Do pro-life campaigners think women should be “criminalised” for abortion?

 

Some of those campaigning for repeal of the Eighth Amendment have attempted to create the false impression that Ireland is somehow unique in the world in having criminal sanctions for procuring an illegal abortion. 

The truth is that most countries, even ones with very permissive abortion laws, have some sanctions against illegal abortions. 

Abortion is an extremely serious issue.  It ends the life of an innocent baby in his or her mother’s womb.  There have to be deterrents in the law for something as serious as that.  In the event, however, that any prosecution were to take place, it should focus on the abortion provider and not the women seeking the abortion.
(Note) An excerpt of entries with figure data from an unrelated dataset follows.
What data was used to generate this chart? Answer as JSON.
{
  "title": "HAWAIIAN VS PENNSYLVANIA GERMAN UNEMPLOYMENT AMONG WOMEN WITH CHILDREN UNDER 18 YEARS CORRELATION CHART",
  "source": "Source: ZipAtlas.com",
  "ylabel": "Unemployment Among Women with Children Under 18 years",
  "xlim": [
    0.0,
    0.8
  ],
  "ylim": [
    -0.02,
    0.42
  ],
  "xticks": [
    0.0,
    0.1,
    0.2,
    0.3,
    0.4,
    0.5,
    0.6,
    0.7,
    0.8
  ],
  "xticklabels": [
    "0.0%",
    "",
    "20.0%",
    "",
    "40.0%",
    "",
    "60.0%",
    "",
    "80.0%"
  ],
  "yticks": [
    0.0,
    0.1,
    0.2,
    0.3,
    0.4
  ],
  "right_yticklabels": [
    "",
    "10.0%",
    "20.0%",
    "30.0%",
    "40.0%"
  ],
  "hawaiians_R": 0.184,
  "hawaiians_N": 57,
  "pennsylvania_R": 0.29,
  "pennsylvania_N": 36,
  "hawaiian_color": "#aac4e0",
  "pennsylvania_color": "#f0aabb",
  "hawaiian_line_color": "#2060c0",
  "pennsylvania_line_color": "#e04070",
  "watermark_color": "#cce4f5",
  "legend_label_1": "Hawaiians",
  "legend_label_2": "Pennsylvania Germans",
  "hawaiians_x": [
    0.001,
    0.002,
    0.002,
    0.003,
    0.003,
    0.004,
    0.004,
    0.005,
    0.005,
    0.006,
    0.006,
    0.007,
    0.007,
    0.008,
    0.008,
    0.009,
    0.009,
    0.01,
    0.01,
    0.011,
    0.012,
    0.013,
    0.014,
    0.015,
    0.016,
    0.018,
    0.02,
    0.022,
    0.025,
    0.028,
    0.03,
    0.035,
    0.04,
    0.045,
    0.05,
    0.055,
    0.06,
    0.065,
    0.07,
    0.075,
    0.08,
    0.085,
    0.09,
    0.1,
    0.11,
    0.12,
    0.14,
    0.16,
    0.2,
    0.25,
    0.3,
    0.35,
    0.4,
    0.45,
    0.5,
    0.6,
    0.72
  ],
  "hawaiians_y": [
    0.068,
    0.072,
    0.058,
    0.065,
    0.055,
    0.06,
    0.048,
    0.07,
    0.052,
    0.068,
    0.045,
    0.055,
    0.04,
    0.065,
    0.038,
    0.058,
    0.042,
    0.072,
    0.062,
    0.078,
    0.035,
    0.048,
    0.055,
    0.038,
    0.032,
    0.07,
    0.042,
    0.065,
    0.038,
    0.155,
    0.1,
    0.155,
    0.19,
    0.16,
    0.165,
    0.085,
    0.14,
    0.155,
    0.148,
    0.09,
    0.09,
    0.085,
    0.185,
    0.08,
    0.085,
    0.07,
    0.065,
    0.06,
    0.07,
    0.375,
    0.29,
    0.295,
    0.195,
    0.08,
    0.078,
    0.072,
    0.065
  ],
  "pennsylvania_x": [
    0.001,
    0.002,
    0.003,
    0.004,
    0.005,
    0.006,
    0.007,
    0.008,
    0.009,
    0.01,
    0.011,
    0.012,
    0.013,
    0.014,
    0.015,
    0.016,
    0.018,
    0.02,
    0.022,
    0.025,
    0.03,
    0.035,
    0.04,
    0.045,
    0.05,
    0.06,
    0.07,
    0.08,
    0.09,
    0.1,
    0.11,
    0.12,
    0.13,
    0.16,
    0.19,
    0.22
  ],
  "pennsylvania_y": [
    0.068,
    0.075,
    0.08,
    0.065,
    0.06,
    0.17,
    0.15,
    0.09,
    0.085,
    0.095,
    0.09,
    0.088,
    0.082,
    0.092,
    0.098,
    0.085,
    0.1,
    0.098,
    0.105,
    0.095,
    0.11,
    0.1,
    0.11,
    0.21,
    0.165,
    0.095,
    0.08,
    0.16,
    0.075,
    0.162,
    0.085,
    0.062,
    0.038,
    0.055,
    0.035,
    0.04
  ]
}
Campaigners for repeal of the Eighth Amendment know full well that in Ireland, just like in most other countries, women seeking abortions have not been targeted by the law or prosecuted. 

There are legitimate reasons, however, for this section of the law to remain as it currently stands.  Take, for example, situations where indiviuals illegally import abortion drugs to self-administer without medical supervision.  That’s a very serious health and safety matter, not just for the baby whose life is endangered but also for the woman involved.  Situations like this arise in every country with or without legal abortion.  It’s a reality today that all kinds of drugs, some very dangerous, are traded over the internet.  It is not a justification for legalising some of the dangerous drugs in question.  It is an area though where the criminal law acts as an important deterrent.  

Things are further complicated by situations like the one recently where abortion advocates, including at least one member of the Oireachtas, illegally brought abortion drugs into the country and self-administered them as part of a publicity stunt.  There has to be a sanction agaisnt such irresponsible life-endangering behaviour.